Put your bag on a pull- or push-cart and get in touch with the soul of the game.
But the memory of shaking hands on the first tee with someone I'd never met, then spending the next four and a half hours (ok, probably more like five and a half hours) getting to know them, is so uniquely public golf: that first tee stranger who becomes an 18th green friend.I remember spending a summer on Eastern Long Island, home to so many legendary and pedigreed private clubs, but my golf that summer was played entirely at a public track: Montauk Downs, the Robert Trent Jones-designed gem at the tip of the island, which is owned and operated by New York State. The course back then was like a beautiful woman in a tattered dress: breathtaking, but not putting its best foot forward. Nevertheless, just like with the woman in the worn dress, you'd still brag the next day about the "company you kept."
Unless you planned ahead (never my strong suit; ask my wife), the easiest – actually only – way to get on the Downs was as a single. So I met three lifers from the local Coast Guard station. We played, and then they took me to a bar I must have blindly driven past a hundred times before. We drank beer, told lies, and ate fried clams.
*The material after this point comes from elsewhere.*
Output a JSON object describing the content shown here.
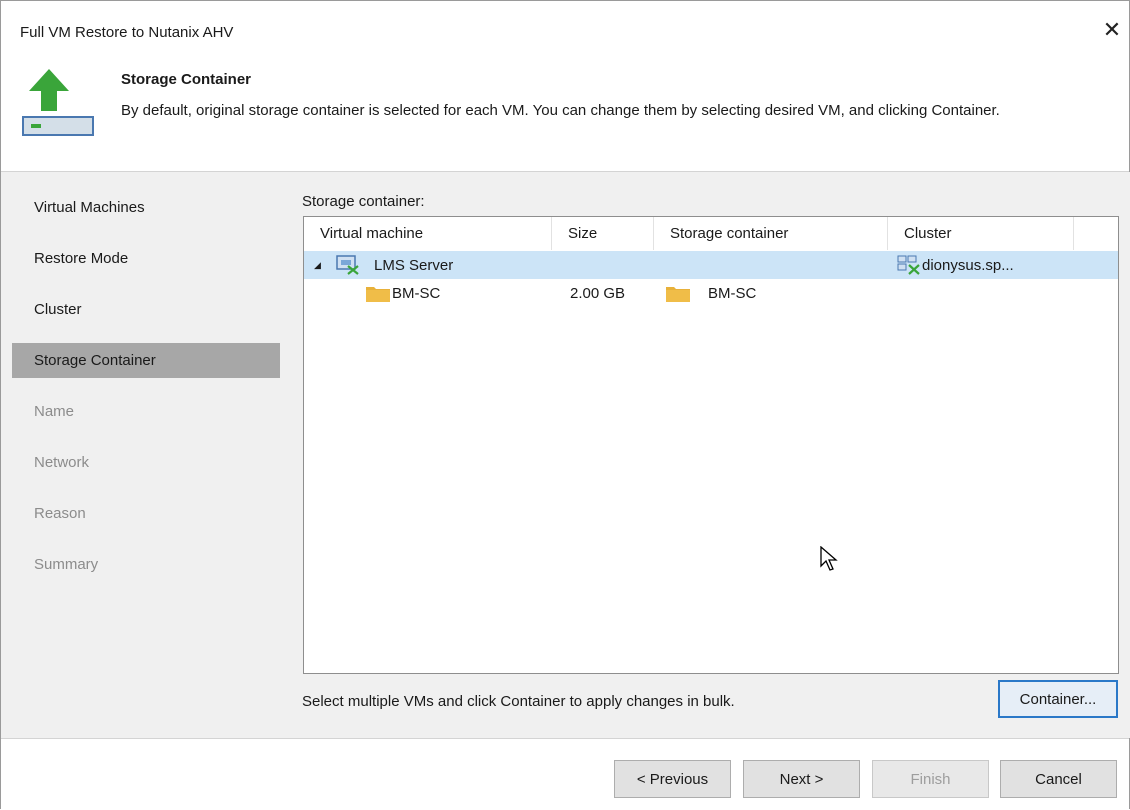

In the bright light of day, my nautical friends and I were just ships passing in the night, but I'll never forget that day. All these years later it reminds me of the unexpected gifts that golf can give you.
Golf is a hard and expensive business. Private clubs have their struggles, but they also have assessments, dues increases, and the initiation fees of new members to provide the wherewithal to keep their operations going. Munis and independently run public courses have no such options. They are businesses that depend on what we are often told is a shrinking client base. And good luck in these times convincing a municipality to increase funding to anything – let alone a golf course.
So in order to survive, public golf facilities must be the ultimate examples of Darwinism.
Maybe, like me, you've been lucky. Maybe you've got more than a few logoed shirts from "wow" tracks tucked away somewhere in your closet. That's nice, but how about this: How about we all go play a few rounds at a public track? Maybe it's not all perfect: The tees are a little irregular, the greens might have some bumps, and not everybody rakes the bunkers. So what? Put your bag on a pull- or push-cart, and get in touch with the soul of the game and a million memories. Me? I'm heading back to Maple Moor. Can't wait to see who I'll meet on the first tee. Maybe I'll even par the third.